= Shimada Seamount =

Seamount in the Pacific Ocean

Shimada Seamount is a seamount in the Pacific Ocean located southwest of Baja California Sur in Mexico. It is a shallow seamount, reaching a depth of 30 m below sea level and is a regular single-peaked mountain with a westerly spur and little relief otherwise. A platform lies at a depth of 180 m. Talus deposits surround the seamount at its base. The seafloor underneath Shimada is between 18 million and 21 million years old and lies at a depth of about 4100 m; other than abyssal hills at a distance of up to 1 km from Shimada, Shimada is isolated.
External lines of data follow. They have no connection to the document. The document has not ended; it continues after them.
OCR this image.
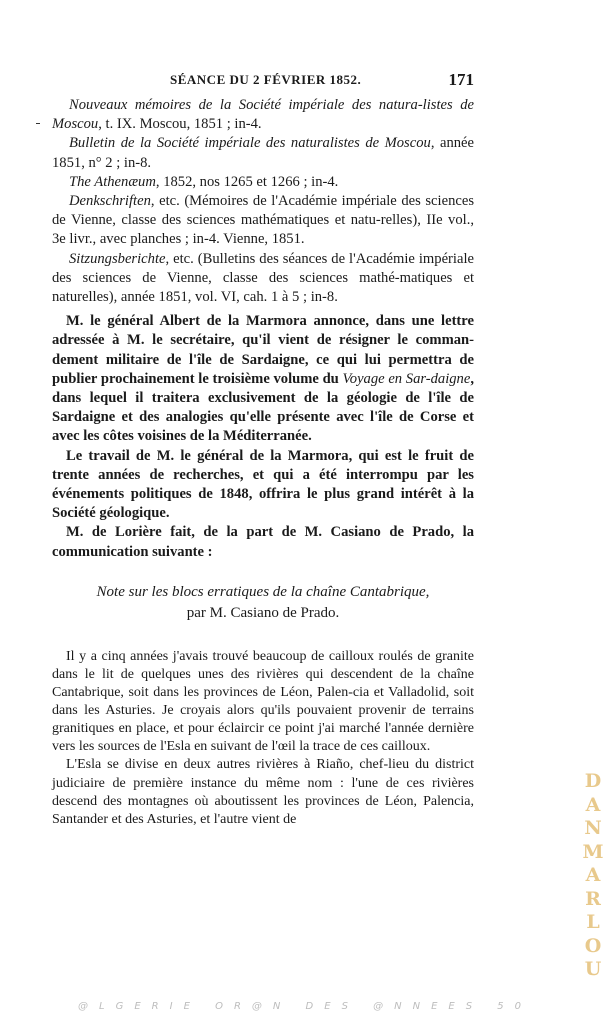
SÉANCE DU 2 FÉVRIER 1852.	171

Nouveaux mémoires de la Société impériale des natura-listes de Moscou, t. IX. Moscou, 1851 ; in-4.

Bulletin de la Société impériale des naturalistes de Moscou, année 1851, n° 2 ; in-8.

The Athenæum, 1852, nos 1265 et 1266 ; in-4.

Denkschriften, etc. (Mémoires de l'Académie impériale des sciences de Vienne, classe des sciences mathématiques et natu-relles), IIe vol., 3e livr., avec planches ; in-4. Vienne, 1851.

Sitzungsberichte, etc. (Bulletins des séances de l'Académie impériale des sciences de Vienne, classe des sciences mathé-matiques et naturelles), année 1851, vol. VI, cah. 1 à 5 ; in-8.

M. le général Albert de la Marmora annonce, dans une lettre adressée à M. le secrétaire, qu'il vient de résigner le comman-dement militaire de l'île de Sardaigne, ce qui lui permettra de publier prochainement le troisième volume du Voyage en Sar-daigne, dans lequel il traitera exclusivement de la géologie de l'île de Sardaigne et des analogies qu'elle présente avec l'île de Corse et avec les côtes voisines de la Méditerranée.

Le travail de M. le général de la Marmora, qui est le fruit de trente années de recherches, et qui a été interrompu par les événements politiques de 1848, offrira le plus grand intérêt à la Société géologique.

M. de Lorière fait, de la part de M. Casiano de Prado, la communication suivante :

Note sur les blocs erratiques de la chaîne Cantabrique,
par M. Casiano de Prado.

Il y a cinq années j'avais trouvé beaucoup de cailloux roulés de granite dans le lit de quelques unes des rivières qui descendent de la chaîne Cantabrique, soit dans les provinces de Léon, Palen-cia et Valladolid, soit dans les Asturies. Je croyais alors qu'ils pouvaient provenir de terrains granitiques en place, et pour éclaircir ce point j'ai marché l'année dernière vers les sources de l'Esla en suivant de l'œil la trace de ces cailloux.

L'Esla se divise en deux autres rivières à Riaño, chef-lieu du district judiciaire de première instance du même nom : l'une de ces rivières descend des montagnes où aboutissent les provinces de Léon, Palencia, Santander et des Asturies, et l'autre vient de

D
A
N
M
A
R
L
O
U
@LGERIE OR@N DES @NNEES 50
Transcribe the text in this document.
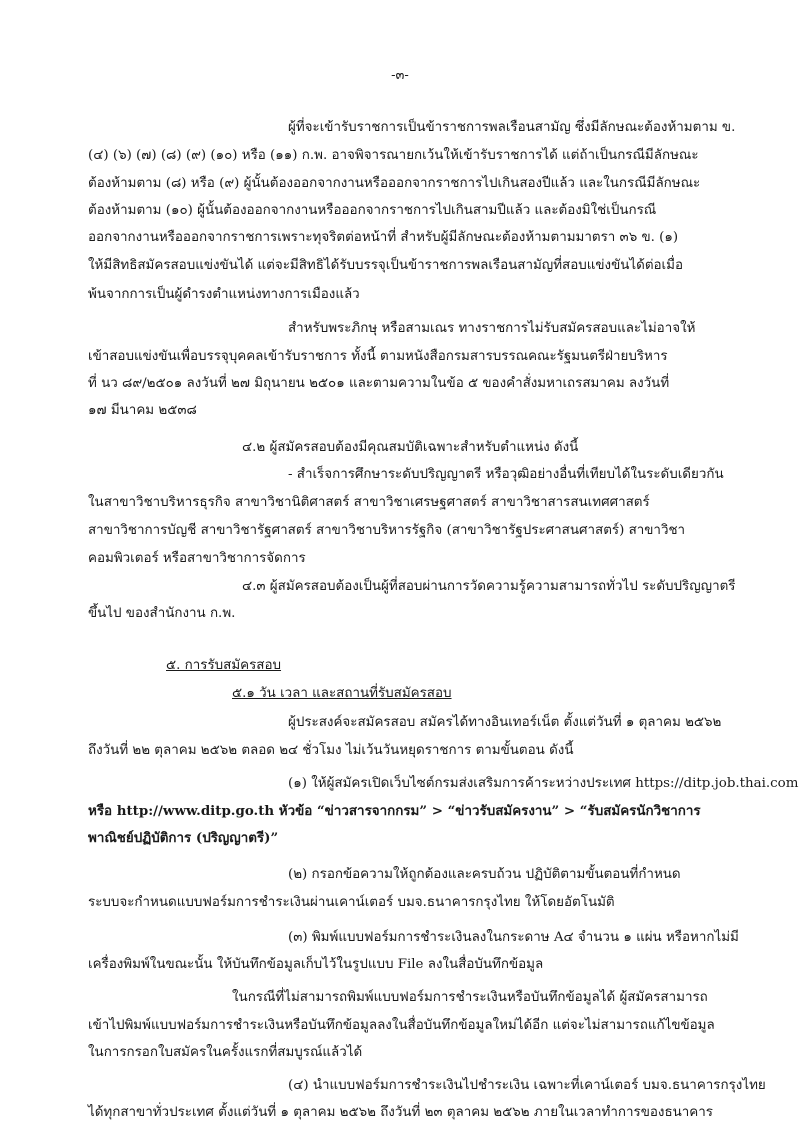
-๓-
ผู้ที่จะเข้ารับราชการเป็นข้าราชการพลเรือนสามัญ ซึ่งมีลักษณะต้องห้ามตาม ข.
(๔) (๖) (๗) (๘) (๙) (๑๐) หรือ (๑๑) ก.พ. อาจพิจารณายกเว้นให้เข้ารับราชการได้ แต่ถ้าเป็นกรณีมีลักษณะ
ต้องห้ามตาม (๘) หรือ (๙) ผู้นั้นต้องออกจากงานหรือออกจากราชการไปเกินสองปีแล้ว และในกรณีมีลักษณะ
ต้องห้ามตาม (๑๐) ผู้นั้นต้องออกจากงานหรือออกจากราชการไปเกินสามปีแล้ว และต้องมิใช่เป็นกรณี
ออกจากงานหรือออกจากราชการเพราะทุจริตต่อหน้าที่ สำหรับผู้มีลักษณะต้องห้ามตามมาตรา ๓๖ ข. (๑)
ให้มีสิทธิสมัครสอบแข่งขันได้ แต่จะมีสิทธิได้รับบรรจุเป็นข้าราชการพลเรือนสามัญที่สอบแข่งขันได้ต่อเมื่อ
พ้นจากการเป็นผู้ดำรงตำแหน่งทางการเมืองแล้ว
สำหรับพระภิกษุ หรือสามเณร ทางราชการไม่รับสมัครสอบและไม่อาจให้
เข้าสอบแข่งขันเพื่อบรรจุบุคคลเข้ารับราชการ ทั้งนี้ ตามหนังสือกรมสารบรรณคณะรัฐมนตรีฝ่ายบริหาร
ที่ นว ๘๙/๒๕๐๑ ลงวันที่ ๒๗ มิถุนายน ๒๕๐๑ และตามความในข้อ ๕ ของคำสั่งมหาเถรสมาคม ลงวันที่
๑๗ มีนาคม ๒๕๓๘
๔.๒ ผู้สมัครสอบต้องมีคุณสมบัติเฉพาะสำหรับตำแหน่ง ดังนี้
- สำเร็จการศึกษาระดับปริญญาตรี หรือวุฒิอย่างอื่นที่เทียบได้ในระดับเดียวกัน
ในสาขาวิชาบริหารธุรกิจ สาขาวิชานิติศาสตร์ สาขาวิชาเศรษฐศาสตร์ สาขาวิชาสารสนเทศศาสตร์
สาขาวิชาการบัญชี สาขาวิชารัฐศาสตร์ สาขาวิชาบริหารรัฐกิจ (สาขาวิชารัฐประศาสนศาสตร์) สาขาวิชา
คอมพิวเตอร์ หรือสาขาวิชาการจัดการ
๔.๓ ผู้สมัครสอบต้องเป็นผู้ที่สอบผ่านการวัดความรู้ความสามารถทั่วไป ระดับปริญญาตรี
ขึ้นไป ของสำนักงาน ก.พ.
๕. การรับสมัครสอบ
๕.๑ วัน เวลา และสถานที่รับสมัครสอบ
ผู้ประสงค์จะสมัครสอบ สมัครได้ทางอินเทอร์เน็ต ตั้งแต่วันที่ ๑ ตุลาคม ๒๕๖๒
ถึงวันที่ ๒๒ ตุลาคม ๒๕๖๒ ตลอด ๒๔ ชั่วโมง ไม่เว้นวันหยุดราชการ ตามขั้นตอน ดังนี้
(๑) ให้ผู้สมัครเปิดเว็บไซต์กรมส่งเสริมการค้าระหว่างประเทศ https://ditp.job.thai.com
หรือ http://www.ditp.go.th หัวข้อ “ข่าวสารจากกรม” > “ข่าวรับสมัครงาน” > “รับสมัครนักวิชาการ
พาณิชย์ปฏิบัติการ (ปริญญาตรี)”
(๒) กรอกข้อความให้ถูกต้องและครบถ้วน ปฏิบัติตามขั้นตอนที่กำหนด
ระบบจะกำหนดแบบฟอร์มการชำระเงินผ่านเคาน์เตอร์ บมจ.ธนาคารกรุงไทย ให้โดยอัตโนมัติ
(๓) พิมพ์แบบฟอร์มการชำระเงินลงในกระดาษ A๔ จำนวน ๑ แผ่น หรือหากไม่มี
เครื่องพิมพ์ในขณะนั้น ให้บันทึกข้อมูลเก็บไว้ในรูปแบบ File ลงในสื่อบันทึกข้อมูล
ในกรณีที่ไม่สามารถพิมพ์แบบฟอร์มการชำระเงินหรือบันทึกข้อมูลได้ ผู้สมัครสามารถ
เข้าไปพิมพ์แบบฟอร์มการชำระเงินหรือบันทึกข้อมูลลงในสื่อบันทึกข้อมูลใหม่ได้อีก แต่จะไม่สามารถแก้ไขข้อมูล
ในการกรอกใบสมัครในครั้งแรกที่สมบูรณ์แล้วได้
(๔) นำแบบฟอร์มการชำระเงินไปชำระเงิน เฉพาะที่เคาน์เตอร์ บมจ.ธนาคารกรุงไทย
ได้ทุกสาขาทั่วประเทศ ตั้งแต่วันที่ ๑ ตุลาคม ๒๕๖๒ ถึงวันที่ ๒๓ ตุลาคม ๒๕๖๒ ภายในเวลาทำการของธนาคาร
Volcanic rocks taken from Shimada are considered to be icelandites.

Most seamounts form at mid-ocean ridges, but hotspots and transform faults can also produce seamounts. These mechanisms cannot really explain the origin of Shimada Seamount, however; it may be part of a hotspot trace. Evidence from core samples around the seamount, the appearance of the summit area, and the presence of thin manganese crusts imply an age of about 10,000 years for some volcanic rocks at Shimada; the rocks are too young to be dated by potassium-argon dating, and all the evidence indicates that volcanic activity at Shimada is of late Quaternary-Holocene age.

Possibly alive Lithothamnium corals have been dredged at Shimada from a depth of 110 to 130 m.

Shimada Seamount is named for the American fisheries scientist Bell M. Shimada (1922–1958). It has been known under a variety of names throughout its history, including Shimada Bank, Shamada Seamount, Hurricane Bank and Allaire Bank.